Thirteen members of Delaware Steel, UD's premier steel band, will travel to Israel for a seven-day tour beginning Feb. 28 at the invitation of the municipality of Holon, Israel. Under the direction of Harvey Price, assistant professor of music, the ensemble will perform five concerts and several educational programs throughout the greater Tel Aviv metropolitan region and play for more than 200,000 during a Purim event that features ensembles from around the world. This will be the ensemble's second trip to Israel, having performed there in 1999.
The highlight of the tour will be an educational/family concert with the world renowned Israel Philharmonic Orchestra, under the direction of Zubin Mehta. The performance might be the first time a steel band has performed onstage with a world-class symphony orchestra.
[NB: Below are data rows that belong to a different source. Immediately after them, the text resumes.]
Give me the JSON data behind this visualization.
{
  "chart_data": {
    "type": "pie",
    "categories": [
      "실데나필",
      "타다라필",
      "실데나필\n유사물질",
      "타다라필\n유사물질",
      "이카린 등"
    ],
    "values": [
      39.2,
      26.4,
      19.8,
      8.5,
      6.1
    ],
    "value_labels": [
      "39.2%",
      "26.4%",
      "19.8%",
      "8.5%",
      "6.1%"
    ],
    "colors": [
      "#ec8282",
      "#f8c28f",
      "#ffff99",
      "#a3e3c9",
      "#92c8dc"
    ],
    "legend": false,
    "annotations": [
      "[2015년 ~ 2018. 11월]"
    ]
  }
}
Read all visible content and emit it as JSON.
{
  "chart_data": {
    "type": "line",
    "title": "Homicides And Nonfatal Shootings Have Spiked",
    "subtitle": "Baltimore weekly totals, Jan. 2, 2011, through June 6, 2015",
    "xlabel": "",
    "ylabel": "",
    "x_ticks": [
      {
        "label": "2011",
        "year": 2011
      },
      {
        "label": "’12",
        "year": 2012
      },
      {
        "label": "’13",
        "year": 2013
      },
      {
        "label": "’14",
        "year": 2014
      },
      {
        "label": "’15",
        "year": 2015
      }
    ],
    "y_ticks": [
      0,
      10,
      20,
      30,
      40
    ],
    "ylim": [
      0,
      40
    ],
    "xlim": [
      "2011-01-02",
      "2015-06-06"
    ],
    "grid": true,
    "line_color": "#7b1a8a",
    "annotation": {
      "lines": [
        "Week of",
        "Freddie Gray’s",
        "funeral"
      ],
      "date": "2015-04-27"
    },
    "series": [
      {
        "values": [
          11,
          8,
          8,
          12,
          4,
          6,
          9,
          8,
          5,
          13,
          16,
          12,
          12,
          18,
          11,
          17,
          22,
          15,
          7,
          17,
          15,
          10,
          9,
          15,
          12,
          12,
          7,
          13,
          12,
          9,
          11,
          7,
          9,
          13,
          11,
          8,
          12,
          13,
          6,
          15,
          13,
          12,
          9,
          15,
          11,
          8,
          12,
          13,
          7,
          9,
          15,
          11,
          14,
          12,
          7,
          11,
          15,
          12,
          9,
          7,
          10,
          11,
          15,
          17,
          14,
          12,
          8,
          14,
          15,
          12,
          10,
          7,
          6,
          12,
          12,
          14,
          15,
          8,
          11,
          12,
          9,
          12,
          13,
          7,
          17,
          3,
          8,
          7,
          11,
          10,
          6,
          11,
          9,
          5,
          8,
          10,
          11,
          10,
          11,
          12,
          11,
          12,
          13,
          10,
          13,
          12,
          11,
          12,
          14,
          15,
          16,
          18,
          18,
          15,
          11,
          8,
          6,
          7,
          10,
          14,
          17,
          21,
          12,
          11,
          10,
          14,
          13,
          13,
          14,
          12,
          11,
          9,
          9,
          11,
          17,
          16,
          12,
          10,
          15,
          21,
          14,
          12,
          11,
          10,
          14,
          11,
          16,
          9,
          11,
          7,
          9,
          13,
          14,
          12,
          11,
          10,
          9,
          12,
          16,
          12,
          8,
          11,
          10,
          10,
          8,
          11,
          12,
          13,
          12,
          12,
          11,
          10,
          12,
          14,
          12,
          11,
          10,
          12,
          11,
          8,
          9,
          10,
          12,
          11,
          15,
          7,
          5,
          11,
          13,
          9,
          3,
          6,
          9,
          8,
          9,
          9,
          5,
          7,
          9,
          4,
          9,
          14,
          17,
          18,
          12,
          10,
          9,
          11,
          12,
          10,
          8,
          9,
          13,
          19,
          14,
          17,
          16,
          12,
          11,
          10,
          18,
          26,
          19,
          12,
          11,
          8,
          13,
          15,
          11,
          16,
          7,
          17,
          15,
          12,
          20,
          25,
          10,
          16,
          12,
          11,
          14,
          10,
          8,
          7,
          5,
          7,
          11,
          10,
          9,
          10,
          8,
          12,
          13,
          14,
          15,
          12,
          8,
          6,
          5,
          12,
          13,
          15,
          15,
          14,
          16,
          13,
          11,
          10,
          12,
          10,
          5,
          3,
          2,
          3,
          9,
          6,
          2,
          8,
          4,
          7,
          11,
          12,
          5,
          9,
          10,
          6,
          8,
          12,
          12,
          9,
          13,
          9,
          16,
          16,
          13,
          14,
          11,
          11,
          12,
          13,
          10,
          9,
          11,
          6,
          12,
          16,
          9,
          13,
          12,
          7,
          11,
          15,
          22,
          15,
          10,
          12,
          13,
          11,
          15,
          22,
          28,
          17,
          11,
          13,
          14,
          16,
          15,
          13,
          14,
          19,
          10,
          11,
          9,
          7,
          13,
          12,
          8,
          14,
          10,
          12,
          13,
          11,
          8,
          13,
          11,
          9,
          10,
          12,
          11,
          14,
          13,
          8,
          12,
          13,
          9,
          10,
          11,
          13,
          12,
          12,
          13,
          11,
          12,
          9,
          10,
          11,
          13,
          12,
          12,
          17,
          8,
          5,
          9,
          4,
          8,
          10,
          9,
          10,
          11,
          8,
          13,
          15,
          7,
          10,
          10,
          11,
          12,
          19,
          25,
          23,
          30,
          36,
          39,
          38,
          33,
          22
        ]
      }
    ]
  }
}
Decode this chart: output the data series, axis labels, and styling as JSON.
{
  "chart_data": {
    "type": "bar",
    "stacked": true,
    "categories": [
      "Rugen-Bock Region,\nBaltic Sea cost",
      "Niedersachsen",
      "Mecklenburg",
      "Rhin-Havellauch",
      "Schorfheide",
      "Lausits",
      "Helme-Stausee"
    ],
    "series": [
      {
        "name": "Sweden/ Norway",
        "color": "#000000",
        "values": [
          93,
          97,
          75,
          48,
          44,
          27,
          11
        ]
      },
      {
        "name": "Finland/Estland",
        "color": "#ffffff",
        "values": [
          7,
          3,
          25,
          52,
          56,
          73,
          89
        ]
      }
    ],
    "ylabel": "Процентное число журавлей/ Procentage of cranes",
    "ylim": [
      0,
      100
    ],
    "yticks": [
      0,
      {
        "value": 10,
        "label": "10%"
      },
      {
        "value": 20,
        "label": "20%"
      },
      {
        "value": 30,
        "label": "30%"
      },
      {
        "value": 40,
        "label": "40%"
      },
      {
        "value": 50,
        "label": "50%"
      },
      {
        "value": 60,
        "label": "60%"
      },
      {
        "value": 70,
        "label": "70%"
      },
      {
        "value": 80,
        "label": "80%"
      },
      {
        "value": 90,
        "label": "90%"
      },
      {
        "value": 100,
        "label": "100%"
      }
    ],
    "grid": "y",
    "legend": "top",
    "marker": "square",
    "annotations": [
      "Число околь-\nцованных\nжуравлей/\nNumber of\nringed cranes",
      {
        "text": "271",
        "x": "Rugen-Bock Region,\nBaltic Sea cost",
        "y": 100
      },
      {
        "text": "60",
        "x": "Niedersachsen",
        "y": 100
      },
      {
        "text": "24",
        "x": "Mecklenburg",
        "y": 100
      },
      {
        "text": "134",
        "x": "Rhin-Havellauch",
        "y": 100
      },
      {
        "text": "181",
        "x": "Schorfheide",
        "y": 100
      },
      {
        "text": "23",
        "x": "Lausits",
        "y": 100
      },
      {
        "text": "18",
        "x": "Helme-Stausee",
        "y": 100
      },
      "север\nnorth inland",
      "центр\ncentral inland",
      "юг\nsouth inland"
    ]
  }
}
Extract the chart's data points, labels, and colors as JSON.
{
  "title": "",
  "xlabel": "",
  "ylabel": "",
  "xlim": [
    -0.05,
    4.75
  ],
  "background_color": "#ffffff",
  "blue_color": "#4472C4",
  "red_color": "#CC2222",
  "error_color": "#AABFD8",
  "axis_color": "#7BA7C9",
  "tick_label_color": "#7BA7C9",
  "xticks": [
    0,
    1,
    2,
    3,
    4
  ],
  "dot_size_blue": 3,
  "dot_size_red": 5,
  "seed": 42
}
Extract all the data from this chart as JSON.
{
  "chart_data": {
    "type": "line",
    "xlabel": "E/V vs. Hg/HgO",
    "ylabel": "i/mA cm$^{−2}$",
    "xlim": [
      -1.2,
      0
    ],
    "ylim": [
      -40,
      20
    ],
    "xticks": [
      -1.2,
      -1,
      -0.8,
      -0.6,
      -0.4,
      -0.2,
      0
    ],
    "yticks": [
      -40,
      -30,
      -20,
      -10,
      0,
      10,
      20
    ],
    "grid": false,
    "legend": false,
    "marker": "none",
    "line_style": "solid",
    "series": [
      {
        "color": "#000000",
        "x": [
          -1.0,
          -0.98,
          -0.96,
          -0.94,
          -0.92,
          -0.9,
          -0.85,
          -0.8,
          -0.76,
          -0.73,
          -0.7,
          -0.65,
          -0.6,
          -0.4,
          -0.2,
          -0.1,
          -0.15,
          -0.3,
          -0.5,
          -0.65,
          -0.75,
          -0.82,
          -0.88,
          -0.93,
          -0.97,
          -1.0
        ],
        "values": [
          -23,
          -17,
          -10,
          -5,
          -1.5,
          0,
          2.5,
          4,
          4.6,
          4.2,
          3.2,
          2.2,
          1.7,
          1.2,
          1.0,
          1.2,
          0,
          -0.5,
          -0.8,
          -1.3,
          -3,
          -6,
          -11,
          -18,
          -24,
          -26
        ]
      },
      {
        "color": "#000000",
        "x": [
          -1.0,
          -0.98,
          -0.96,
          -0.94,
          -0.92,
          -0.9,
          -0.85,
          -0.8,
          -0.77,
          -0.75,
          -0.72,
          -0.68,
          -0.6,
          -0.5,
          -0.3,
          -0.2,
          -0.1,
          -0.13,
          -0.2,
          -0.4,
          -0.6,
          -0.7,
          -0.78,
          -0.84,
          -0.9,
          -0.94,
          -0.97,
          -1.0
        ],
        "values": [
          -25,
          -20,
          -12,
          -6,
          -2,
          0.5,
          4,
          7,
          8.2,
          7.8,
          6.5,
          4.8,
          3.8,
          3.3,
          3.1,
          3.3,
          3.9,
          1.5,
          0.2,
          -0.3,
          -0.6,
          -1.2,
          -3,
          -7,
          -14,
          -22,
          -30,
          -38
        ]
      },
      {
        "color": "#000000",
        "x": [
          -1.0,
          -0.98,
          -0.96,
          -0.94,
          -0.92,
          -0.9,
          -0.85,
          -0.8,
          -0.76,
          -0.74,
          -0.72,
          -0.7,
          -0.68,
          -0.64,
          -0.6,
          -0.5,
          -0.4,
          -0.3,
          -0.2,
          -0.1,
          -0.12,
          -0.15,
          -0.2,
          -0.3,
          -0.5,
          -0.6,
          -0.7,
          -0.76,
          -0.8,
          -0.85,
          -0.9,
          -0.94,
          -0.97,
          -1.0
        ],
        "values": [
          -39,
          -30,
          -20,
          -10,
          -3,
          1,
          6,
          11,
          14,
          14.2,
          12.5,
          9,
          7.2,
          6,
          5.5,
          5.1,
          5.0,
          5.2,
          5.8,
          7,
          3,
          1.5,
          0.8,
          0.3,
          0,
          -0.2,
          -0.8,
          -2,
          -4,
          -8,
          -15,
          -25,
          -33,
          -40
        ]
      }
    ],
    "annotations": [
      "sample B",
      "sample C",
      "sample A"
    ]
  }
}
Price said the band, which consists of himself, students, faculty members and a community member, will perform a variety of pieces throughout their tour, including Andy Narell's The Sea of Stories and Boogsie Sharp's Pan Rising.
Delaware Steel also will be working to establish the first steel band in the Middle East. Price said he has given steel drums to be used in three different musical centers to create an educational initiative with Israel's Department of Education and the Israeli government, which may lead to future exchanges between the University and various educational institutions in Israel.
Delaware Steel performs campus concerts as well as several high-profile engagements every year. After a successful tour of Germany in 2005, the ensemble was invited last January to participate at Philadelphia's Kimmel Center's 250th Mozart celebration, performing the overture to The Magic Flute to a sold-out house.
Price said the trip to Israel will allow students to see the world, operate at a high musical level and will help raise the profile of the University. “The trip is very good cultural exchange for us,” he said. “It means the students get to go and learn about a place they only hear about in a negative sense. It opens up the students' eyes to what is out there in the world.”